A less-explored issue is how CRA sometimes casts too wide a net, and mistakenly assesses unlucky individuals who are not builders, but whose facts may suggest otherwise. The recent case in Wang v. The Queen, 2021 TCC 86 (CanLII) deals with this issue and serves as a cautionary tale for individuals in the unfortunate position of staring down a CRA assessment on the unplanned sale of their new home.

Background

In November 2007, Wang signed agreement for purchase of a townhouse under construction in Markham, Ontario for $413,080.

Wang moved in in May 2011 — after construction was substantially complete.

While this was happening, in 2010, Wang started a relationship with a US citizen. By 2012, they were engaged and had made plans for Wang to move to the US to get married and live permanently. Wang they decided to sell her townhouse, which was sold on June 29, 2012 for $478,000. No GST/HST was collected or remitted on the sale.

After selling, she lived briefly with a relative in Toronto and then moved to the US in December 2012, where she was married and has lived ever since.

After assessing Wang under the Income Tax Act (“ITA”) for undeclared capital gains on the sale of the townhouse, CRA then assessed for the unremitted the GST/HST on the sale.
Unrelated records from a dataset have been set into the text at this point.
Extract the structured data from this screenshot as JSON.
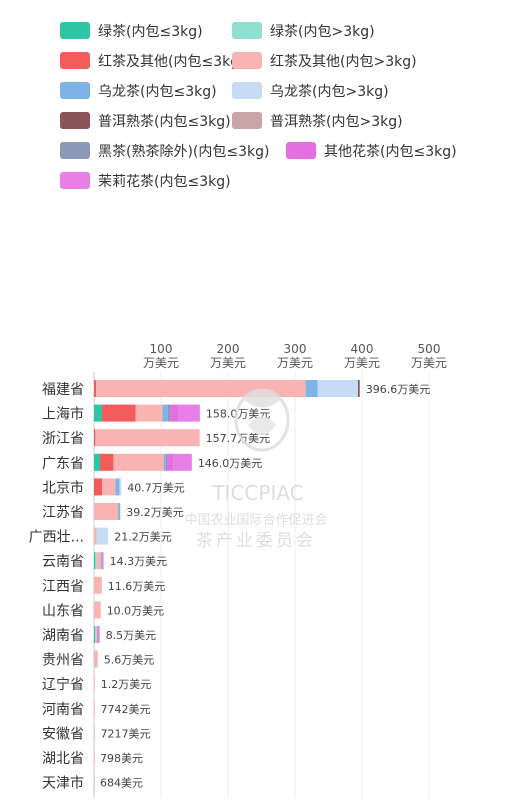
{
  "chart_data": {
    "type": "bar",
    "orientation": "horizontal",
    "stacked": true,
    "legend_position": "top",
    "grid": true,
    "xlim": [
      0,
      500
    ],
    "x_ticks": [
      {
        "value": 100,
        "number": "100",
        "unit": "万美元"
      },
      {
        "value": 200,
        "number": "200",
        "unit": "万美元"
      },
      {
        "value": 300,
        "number": "300",
        "unit": "万美元"
      },
      {
        "value": 400,
        "number": "400",
        "unit": "万美元"
      },
      {
        "value": 500,
        "number": "500",
        "unit": "万美元"
      }
    ],
    "categories": [
      "福建省",
      "上海市",
      "浙江省",
      "广东省",
      "北京市",
      "江苏省",
      "广西壮...",
      "云南省",
      "江西省",
      "山东省",
      "湖南省",
      "贵州省",
      "辽宁省",
      "河南省",
      "安徽省",
      "湖北省",
      "天津市"
    ],
    "data_labels": [
      "396.6万美元",
      "158.0万美元",
      "157.7万美元",
      "146.0万美元",
      "40.7万美元",
      "39.2万美元",
      "21.2万美元",
      "14.3万美元",
      "11.6万美元",
      "10.0万美元",
      "8.5万美元",
      "5.6万美元",
      "1.2万美元",
      "7742美元",
      "7217美元",
      "798美元",
      "684美元"
    ],
    "series": [
      {
        "name": "绿茶(内包≤3kg)",
        "color": "#2ec4a4",
        "values": [
          0,
          12,
          0,
          9,
          0,
          0,
          0,
          2,
          0,
          0,
          1.5,
          0,
          0,
          0,
          0,
          0,
          0
        ]
      },
      {
        "name": "绿茶(内包>3kg)",
        "color": "#8fe0d0",
        "values": [
          0,
          0,
          0,
          0,
          0,
          0,
          0,
          1.5,
          0,
          0,
          1,
          0,
          0,
          0,
          0,
          0,
          0
        ]
      },
      {
        "name": "红茶及其他(内包≤3kg)",
        "color": "#f45b5b",
        "values": [
          3,
          50,
          2,
          20,
          12,
          0,
          0,
          0,
          0,
          0,
          0,
          0,
          0,
          0,
          0,
          0,
          0
        ]
      },
      {
        "name": "红茶及其他(内包>3kg)",
        "color": "#f9b3b3",
        "values": [
          313,
          40,
          155.7,
          75,
          20,
          36,
          4,
          7,
          11.6,
          10,
          2,
          5.6,
          1.2,
          0.774,
          0.722,
          0.08,
          0.068
        ]
      },
      {
        "name": "乌龙茶(内包≤3kg)",
        "color": "#7cb4e8",
        "values": [
          18,
          8,
          0,
          3,
          6,
          3.2,
          0,
          1.5,
          0,
          0,
          1,
          0,
          0,
          0,
          0,
          0,
          0
        ]
      },
      {
        "name": "乌龙茶(内包>3kg)",
        "color": "#c5dcf4",
        "values": [
          60,
          0,
          0,
          0,
          2.7,
          0,
          17.2,
          0,
          0,
          0,
          0,
          0,
          0,
          0,
          0,
          0,
          0
        ]
      },
      {
        "name": "普洱熟茶(内包≤3kg)",
        "color": "#8b5459",
        "values": [
          2.6,
          0,
          0,
          0,
          0,
          0,
          0,
          0,
          0,
          0,
          0,
          0,
          0,
          0,
          0,
          0,
          0
        ]
      },
      {
        "name": "普洱熟茶(内包>3kg)",
        "color": "#c9a5a8",
        "values": [
          0,
          0,
          0,
          0,
          0,
          0,
          0,
          0,
          0,
          0,
          0,
          0,
          0,
          0,
          0,
          0,
          0
        ]
      },
      {
        "name": "黑茶(熟茶除外)(内包≤3kg)",
        "color": "#8d98b6",
        "values": [
          0,
          4,
          0,
          2,
          0,
          0,
          0,
          0,
          0,
          0,
          0,
          0,
          0,
          0,
          0,
          0,
          0
        ]
      },
      {
        "name": "其他花茶(内包≤3kg)",
        "color": "#e46fe0",
        "values": [
          0,
          12,
          0,
          10,
          0,
          0,
          0,
          1,
          0,
          0,
          1.5,
          0,
          0,
          0,
          0,
          0,
          0
        ]
      },
      {
        "name": "茉莉花茶(内包≤3kg)",
        "color": "#e87fe6",
        "values": [
          0,
          32,
          0,
          27,
          0,
          0,
          0,
          1.3,
          0,
          0,
          1.5,
          0,
          0,
          0,
          0,
          0,
          0
        ]
      }
    ],
    "accent_colors": {
      "inner": "#89c9c0",
      "hatch": "#d4d4d4"
    }
  },
  "watermark": {
    "latin": "TICCPIAC",
    "line1": "中国农业国际合作促进会",
    "line2": "茶产业委员会"
  }
}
Wang objected to the GST/HST assessment and — when it was denied —appealed to the Tax Court of Canada (“TCC”).

TCC Appeal

On appeal, Wang argued that she was not a “builder” within the meaning of the term as defined under subsection 123(1) of the Excise Tax Act (“ETA”). Under the ETA, builders are subject to what are known colloquially as the ‘Self Supply Rules’ (see ETA subsection 191, among others), which requires them to self-assess and remit GST/HST on the fair market value (“FMV”) of newly completed/substantially renovated “residential complexes” when they are first sold.
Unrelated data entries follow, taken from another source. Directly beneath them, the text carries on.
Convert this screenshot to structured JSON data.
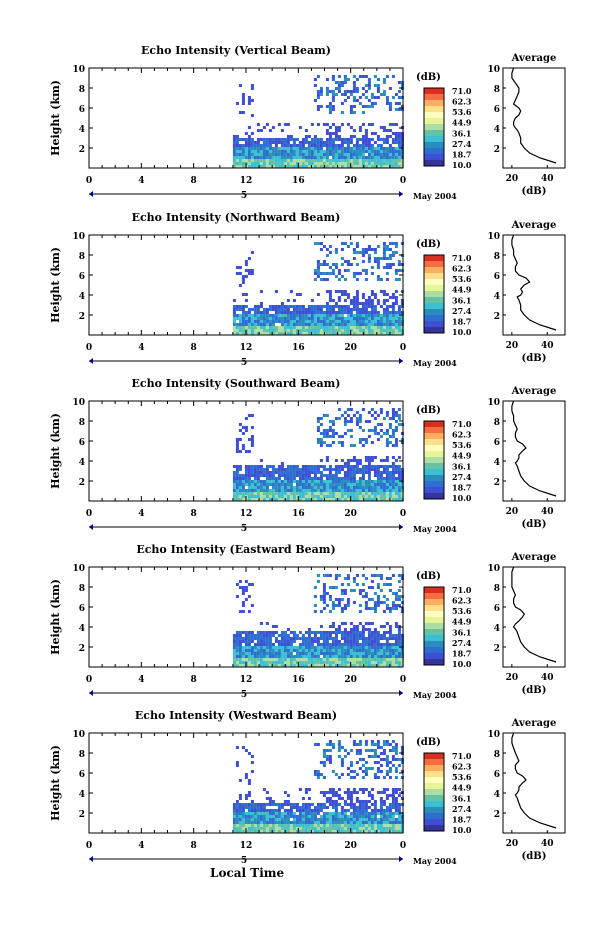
{
  "shared": {
    "ylabel": "Height (km)",
    "xticks": [
      "0",
      "4",
      "8",
      "12",
      "16",
      "20",
      "0"
    ],
    "date_day": "5",
    "month_label": "May 2004",
    "colorbar_unit": "(dB)",
    "colorbar_values": [
      "71.0",
      "62.3",
      "53.6",
      "44.9",
      "36.1",
      "27.4",
      "18.7",
      "10.0"
    ],
    "avg_title": "Average",
    "avg_xlabel": "(dB)",
    "avg_xticks": [
      "20",
      "40"
    ],
    "yticks": [
      "2",
      "4",
      "6",
      "8",
      "10"
    ],
    "bottom_xlabel": "Local Time"
  },
  "chart_data": [
    {
      "type": "heatmap",
      "title": "Echo Intensity (Vertical Beam)",
      "xlabel": "Local Time",
      "ylabel": "Height (km)",
      "xlim": [
        0,
        24
      ],
      "ylim": [
        0,
        10
      ],
      "colorbar_range_db": [
        10.0,
        71.0
      ],
      "average_profile": {
        "x_db": [
          45,
          36,
          30,
          27,
          25,
          25,
          24,
          23,
          22,
          21,
          21,
          22,
          24,
          25,
          24,
          21,
          22,
          23,
          24,
          24,
          22,
          20,
          20,
          21
        ],
        "height_km": [
          0.5,
          1.0,
          1.5,
          2.0,
          2.5,
          3.0,
          3.5,
          3.8,
          4.0,
          4.3,
          4.6,
          5.0,
          5.3,
          5.7,
          6.0,
          6.4,
          6.8,
          7.2,
          7.6,
          8.0,
          8.5,
          9.0,
          9.5,
          10.0
        ]
      }
    },
    {
      "type": "heatmap",
      "title": "Echo Intensity (Northward Beam)",
      "xlabel": "Local Time",
      "ylabel": "Height (km)",
      "xlim": [
        0,
        24
      ],
      "ylim": [
        0,
        10
      ],
      "colorbar_range_db": [
        10.0,
        71.0
      ],
      "average_profile": {
        "x_db": [
          45,
          36,
          30,
          27,
          25,
          25,
          24,
          23,
          25,
          26,
          25,
          27,
          30,
          28,
          24,
          22,
          22,
          23,
          22,
          21,
          21,
          20,
          20,
          21
        ],
        "height_km": [
          0.5,
          1.0,
          1.5,
          2.0,
          2.5,
          3.0,
          3.5,
          3.8,
          4.0,
          4.3,
          4.6,
          5.0,
          5.3,
          5.7,
          6.0,
          6.4,
          6.8,
          7.2,
          7.6,
          8.0,
          8.5,
          9.0,
          9.5,
          10.0
        ]
      }
    },
    {
      "type": "heatmap",
      "title": "Echo Intensity (Southward Beam)",
      "xlabel": "Local Time",
      "ylabel": "Height (km)",
      "xlim": [
        0,
        24
      ],
      "ylim": [
        0,
        10
      ],
      "colorbar_range_db": [
        10.0,
        71.0
      ],
      "average_profile": {
        "x_db": [
          45,
          36,
          30,
          27,
          25,
          24,
          23,
          22,
          23,
          24,
          24,
          26,
          28,
          26,
          23,
          22,
          22,
          23,
          22,
          21,
          21,
          20,
          20,
          21
        ],
        "height_km": [
          0.5,
          1.0,
          1.5,
          2.0,
          2.5,
          3.0,
          3.5,
          3.8,
          4.0,
          4.3,
          4.6,
          5.0,
          5.3,
          5.7,
          6.0,
          6.4,
          6.8,
          7.2,
          7.6,
          8.0,
          8.5,
          9.0,
          9.5,
          10.0
        ]
      }
    },
    {
      "type": "heatmap",
      "title": "Echo Intensity (Eastward Beam)",
      "xlabel": "Local Time",
      "ylabel": "Height (km)",
      "xlim": [
        0,
        24
      ],
      "ylim": [
        0,
        10
      ],
      "colorbar_range_db": [
        10.0,
        71.0
      ],
      "average_profile": {
        "x_db": [
          45,
          36,
          30,
          27,
          25,
          24,
          23,
          22,
          21,
          22,
          24,
          26,
          27,
          25,
          22,
          21,
          21,
          22,
          21,
          20,
          20,
          20,
          20,
          21
        ],
        "height_km": [
          0.5,
          1.0,
          1.5,
          2.0,
          2.5,
          3.0,
          3.5,
          3.8,
          4.0,
          4.3,
          4.6,
          5.0,
          5.3,
          5.7,
          6.0,
          6.4,
          6.8,
          7.2,
          7.6,
          8.0,
          8.5,
          9.0,
          9.5,
          10.0
        ]
      }
    },
    {
      "type": "heatmap",
      "title": "Echo Intensity (Westward Beam)",
      "xlabel": "Local Time",
      "ylabel": "Height (km)",
      "xlim": [
        0,
        24
      ],
      "ylim": [
        0,
        10
      ],
      "colorbar_range_db": [
        10.0,
        71.0
      ],
      "average_profile": {
        "x_db": [
          45,
          36,
          30,
          27,
          25,
          24,
          23,
          22,
          23,
          24,
          24,
          26,
          28,
          26,
          23,
          22,
          22,
          24,
          23,
          22,
          21,
          20,
          20,
          21
        ],
        "height_km": [
          0.5,
          1.0,
          1.5,
          2.0,
          2.5,
          3.0,
          3.5,
          3.8,
          4.0,
          4.3,
          4.6,
          5.0,
          5.3,
          5.7,
          6.0,
          6.4,
          6.8,
          7.2,
          7.6,
          8.0,
          8.5,
          9.0,
          9.5,
          10.0
        ]
      }
    }
  ]
}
However, among other things, the definition of builder contains an exception for an “individual” who carries “otherwise than in the course of a business or an adventure or concern in the nature of trade”.

In other words, individuals who build and subsequently occupy their own home otherwise than in the course of a business do not have to collect and remit GST/HST on their home’s FMV.

To determine whether Wang was operating “in the course of a business or an adventure or concern in the nature of trade” the TCC applied the seminal test from Happy Valley Farms Ltd v MNR, [1986] 2 C.T.C. 259. The test evaluates taxpayer’s “whole course of conduct” to gauge whether sale of the property is commercial or non-commercial by weighing many different factors, including the nature of the property sold, the length of ownership, the circumstances of the sale, and the “motive” of the taxpayer, among others.

In the end, the TCC found that Wang was not a builder, and vacated the assessments. According to the TCC, the fact that she held title to the property for five years, moved in, took a mortgage, became engaged and left Canada permanently to live with her husband was a “compelling” set of events.

Takeaways

The Wang case confirms the real danger in ‘builder’ cases that the CRA is willing to fight tooth and nail all the way to court even against taxpayers with ‘compelling’ sets of facts.

One notes that Wang was very lucky that she was able to tell a ‘compelling’ story to the court. Taxpayers in the unfortunate situation of staring down a CRA assessment on the sale of their new home should seek professional legal advice as their own situations are likely not as ‘clean-cut’ as was the case in Wang!